If I have an average expected return of 5% and a standard deviation of 7%, I would expect my return to be between 12% and -2% the majority of the time (two thirds of the time to be slightly more precise). That doesn’t mean it will never be outside that range. In fact about 1 out of every 3 years should have returns outside that range, both positively and negatively. That’s one out of every three years! You must also be aware that in no way, shape, or form do previous down years impact the “likelihood” of future years being up. That’s known as the gambler’s fallacy (“I’ve been getting terrible cards; I must be due for good ones next hand!”).

If my average return is expected to be 7% with a standard deviation of 15%, it is just as likely that I have a negative 8% return as a positive 22% return over the course of the next year. If I have a negative 12% return, does that mean that our average expected return was wrong? No – statistically it’s right in-line with what standard deviation tells us is likely.

 

Now you can begin to see why short term returns are usually so much different than what we estimate on average. Especially when you consider that the S&P 500 Index has a 10-year arithmetic mean return of 7.72% with a 10-year standard deviation of 14.72% (as of this writing). So on average, a composite of the largest US companies returned anywhere between 51.88% and -36.44% in any given year (as of August 2015). Apple Inc. (AAPL), one of the largest, most popular companies around, had a 10-year standard deviation of 33.33% and its worst one-year return was negative 71.06%! That’s a huge variation in returns, even though the average return was quite good over the last 10 years.
Even returns outside of three standard deviations are possible, especially with individual company stock. Since the standard deviation is a historical measure, it is not a guarantee that future returns will remain within its boundaries.

Applying Averages To Your Investment Plan

The reason we must speak to averages and standard deviation is because it is the only sensible way to get some approximation of what to plan around moving forward. The year-to-year returns will most likely look nothing like the “average,” just like the coin flipping example above. There will be years where we are up 20% and years where we are down 20% – and that’s perfectly normal. I want that to really sink in.

Learn To “Expect” Some Losses

There will be years where your portfolio is going to lose a significant amount of money. History illustrates that fact quite clearly. But history also shows that those who stay disciplined and maintain their investments through these downturns always come out ahead, especially if they rebalance their portfolio periodically. The “average” return is largely driven by big market movements, both positively and negatively. Without the ability to predict the future, you need to stay fully invested to capture the average return.
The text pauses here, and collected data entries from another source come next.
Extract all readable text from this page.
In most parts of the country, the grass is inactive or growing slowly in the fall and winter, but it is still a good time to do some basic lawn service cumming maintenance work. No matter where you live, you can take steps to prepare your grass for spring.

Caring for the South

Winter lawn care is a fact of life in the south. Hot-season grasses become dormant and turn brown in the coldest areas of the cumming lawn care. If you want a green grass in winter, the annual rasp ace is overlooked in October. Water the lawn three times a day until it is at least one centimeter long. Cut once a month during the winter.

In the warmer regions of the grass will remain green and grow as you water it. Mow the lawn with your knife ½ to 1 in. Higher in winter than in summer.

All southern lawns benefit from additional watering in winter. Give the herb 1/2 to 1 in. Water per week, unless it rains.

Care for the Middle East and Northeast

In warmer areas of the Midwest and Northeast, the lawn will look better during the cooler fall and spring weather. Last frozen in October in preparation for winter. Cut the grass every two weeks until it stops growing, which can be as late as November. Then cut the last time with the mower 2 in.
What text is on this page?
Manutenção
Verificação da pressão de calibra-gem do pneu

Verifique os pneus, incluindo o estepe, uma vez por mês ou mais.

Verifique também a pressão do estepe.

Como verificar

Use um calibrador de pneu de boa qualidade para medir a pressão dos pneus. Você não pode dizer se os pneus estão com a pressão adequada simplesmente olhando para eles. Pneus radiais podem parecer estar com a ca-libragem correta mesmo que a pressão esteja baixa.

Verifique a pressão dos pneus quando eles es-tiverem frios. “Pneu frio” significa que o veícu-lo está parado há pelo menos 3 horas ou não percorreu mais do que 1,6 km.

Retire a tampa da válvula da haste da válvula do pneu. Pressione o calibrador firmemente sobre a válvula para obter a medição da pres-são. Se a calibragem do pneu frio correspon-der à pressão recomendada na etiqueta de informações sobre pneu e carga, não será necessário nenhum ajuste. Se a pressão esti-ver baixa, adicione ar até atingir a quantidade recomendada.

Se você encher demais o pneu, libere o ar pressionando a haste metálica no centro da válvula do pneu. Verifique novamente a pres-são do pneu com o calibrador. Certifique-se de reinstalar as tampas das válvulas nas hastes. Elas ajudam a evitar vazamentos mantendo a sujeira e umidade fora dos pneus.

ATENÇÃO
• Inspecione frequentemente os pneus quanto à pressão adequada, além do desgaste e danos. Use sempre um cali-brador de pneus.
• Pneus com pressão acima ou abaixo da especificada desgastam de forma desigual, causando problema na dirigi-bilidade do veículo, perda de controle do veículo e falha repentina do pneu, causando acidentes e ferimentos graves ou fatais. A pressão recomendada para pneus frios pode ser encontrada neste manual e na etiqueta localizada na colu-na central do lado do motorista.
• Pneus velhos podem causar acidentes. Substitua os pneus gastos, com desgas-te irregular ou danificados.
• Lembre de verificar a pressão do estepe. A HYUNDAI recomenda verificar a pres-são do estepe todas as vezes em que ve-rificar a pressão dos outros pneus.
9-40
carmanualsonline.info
However, most investors find this very difficult in practice because they anchor their short-term expectations to a long-term average. Even a few percentage point loss causes many investors to question their long-term plan, despite the fact that those returns are exactly in line with reasonable expectations.

How Can You Stay Out Of Trouble?

At Financial Plan, we diversify our portfolios to reduce the variation in returns while still maintaining the average expected return. However, an important consideration with a well-diversified, pragmatic portfolio is that there will always be a stock, a fund, a sector, or a market that is outperforming the portfolio. Always. That’s the nature of diversification. The point is that no one knows in advance what will be the next performer; the pragmatic approach, then, is to capture the entire market returns in an intelligent, efficient manner.

What’s The Bottom Line?

So what does this mean for you, the investor? Your primary goal in investing is likely very simple: success. And as history has shown time and time again, one of the primary determinants of success is how you react where your returns are below what you expect them to be. View average returns for what they are: not day-to-day or year-to-year guarantees, but rather approximations around which your actual return will fluctuate. Only then will you be prepared for the reality of investing and poised to succeed.